What’s really gotten people wound up is evercookie (mentioned in the New York Times story), a proof of concept that demonstrates how the variety of ways Web sites can store information on the client can be exploited so that it’s nearly impossible to delete tracking cookies. Browser cookies are one way to store information on the client, as is local storage. Flash Local Shared Objects (also known as Flash cookies) can also store information on behalf of Web sites on your computer. evercookie uses a number of other methods for storing information as well. The nefarious thing about it is that when the information is deleted in one of these locations, evercookie replicates it again from another location where it is still stored. So if I delete my browser cookie, evercookie will copy that information from Flash and put it back in place. If I delete the Flash cookie, it will look in one of the other locations where it stashes information and copy it back again.
Using tricks like this to make it difficult for users to prevent Web sites from tracking them is unethical. Web sites who take this approach should be classified as spyware.
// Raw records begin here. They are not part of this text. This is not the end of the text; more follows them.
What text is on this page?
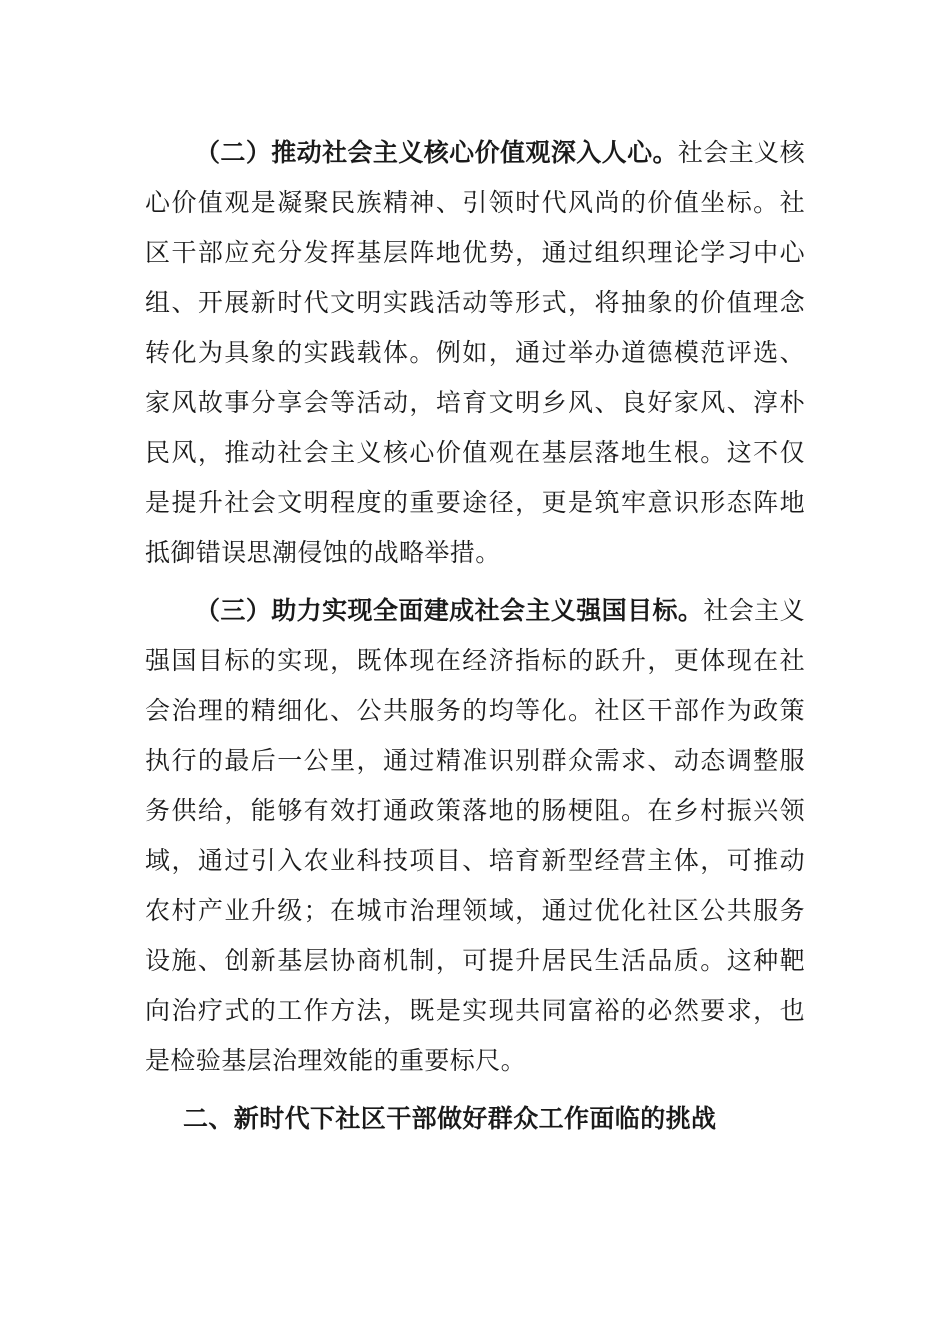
（二）推动社会主义核心价值观深入人心。社会主义核心价值观是凝聚民族精神、引领时代风尚的价值坐标。社区干部应充分发挥基层阵地优势，通过组织理论学习中心组、开展新时代文明实践活动等形式，将抽象的价值理念转化为具象的实践载体。例如，通过举办道德模范评选、家风故事分享会等活动，培育文明乡风、良好家风、淳朴民风，推动社会主义核心价值观在基层落地生根。这不仅是提升社会文明程度的重要途径，更是筑牢意识形态阵地抵御错误思潮侵蚀的战略举措。

（三）助力实现全面建成社会主义强国目标。社会主义强国目标的实现，既体现在经济指标的跃升，更体现在社会治理的精细化、公共服务的均等化。社区干部作为政策执行的最后一公里，通过精准识别群众需求、动态调整服务供给，能够有效打通政策落地的肠梗阻。在乡村振兴领域，通过引入农业科技项目、培育新型经营主体，可推动农村产业升级；在城市治理领域，通过优化社区公共服务设施、创新基层协商机制，可提升居民生活品质。这种靶向治疗式的工作方法，既是实现共同富裕的必然要求，也是检验基层治理效能的重要标尺。

二、新时代下社区干部做好群众工作面临的挑战
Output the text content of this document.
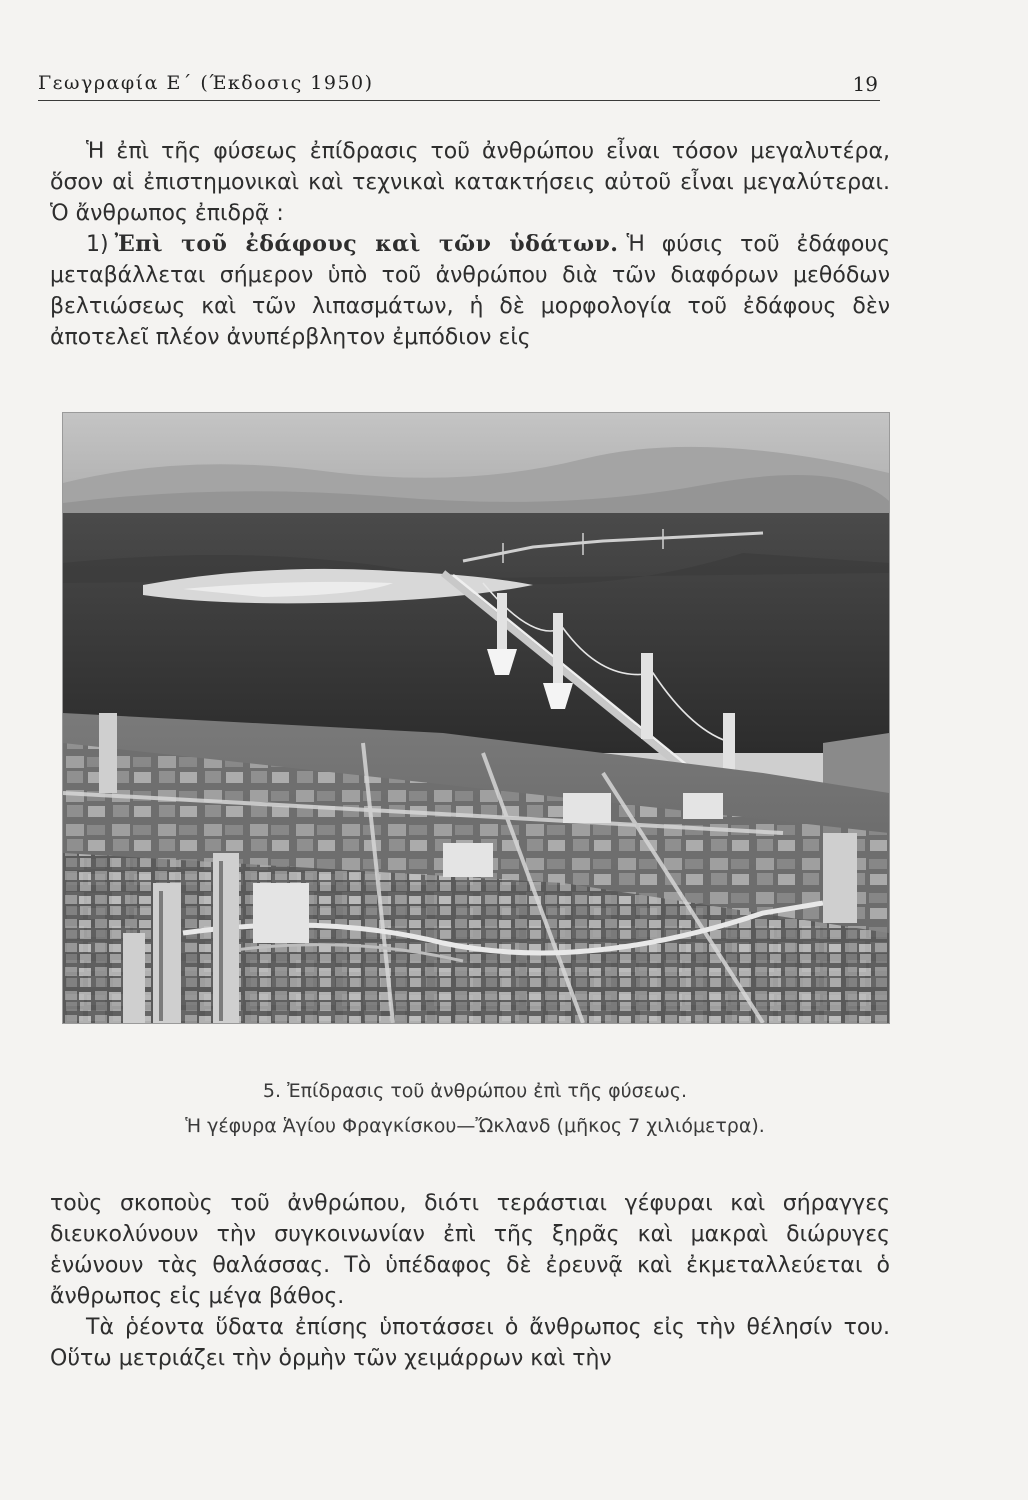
Γεωγραφία Ε΄ (Έκδοσις 1950)	19

Ἡ ἐπὶ τῆς φύσεως ἐπίδρασις τοῦ ἀνθρώπου εἶναι τόσον μεγαλυτέρα, ὅσον αἱ ἐπιστημονικαὶ καὶ τεχνικαὶ κατακτήσεις αὐτοῦ εἶναι μεγαλύτεραι. Ὁ ἄνθρωπος ἐπιδρᾷ :

1) Ἐπὶ τοῦ ἐδάφους καὶ τῶν ὑδάτων. Ἡ φύσις τοῦ ἐδάφους μεταβάλλεται σήμερον ὑπὸ τοῦ ἀνθρώπου διὰ τῶν διαφόρων μεθόδων βελτιώσεως καὶ τῶν λιπασμάτων, ἡ δὲ μορφολογία τοῦ ἐδάφους δὲν ἀποτελεῖ πλέον ἀνυπέρβλητον ἐμπόδιον εἰς

5. Ἐπίδρασις τοῦ ἀνθρώπου ἐπὶ τῆς φύσεως.
Ἡ γέφυρα Ἁγίου Φραγκίσκου—Ὤκλανδ (μῆκος 7 χιλιόμετρα).

τοὺς σκοποὺς τοῦ ἀνθρώπου, διότι τεράστιαι γέφυραι καὶ σήραγγες διευκολύνουν τὴν συγκοινωνίαν ἐπὶ τῆς ξηρᾶς καὶ μακραὶ διώρυγες ἑνώνουν τὰς θαλάσσας. Τὸ ὑπέδαφος δὲ ἐρευνᾷ καὶ ἐκμεταλλεύεται ὁ ἄνθρωπος εἰς μέγα βάθος.

Τὰ ῥέοντα ὕδατα ἐπίσης ὑποτάσσει ὁ ἄνθρωπος εἰς τὴν θέλησίν του. Οὕτω μετριάζει τὴν ὁρμὴν τῶν χειμάρρων καὶ τὴν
But the existence of these techniques has nothing to do with HTML5.
What concerns me is that we’re on a path toward HTML5 being perceived negatively by regular users because the only thing they’ve heard about it is that it is likely to compromise their privacy. This perception could become a major stumbling block on the road to wider usage of browsers with HTML5 support. As developers, it’s important to educate users and perhaps more importantly, the media, so that people don’t conjure up risks where they don’t exist and damage the HTML5 brand in the process.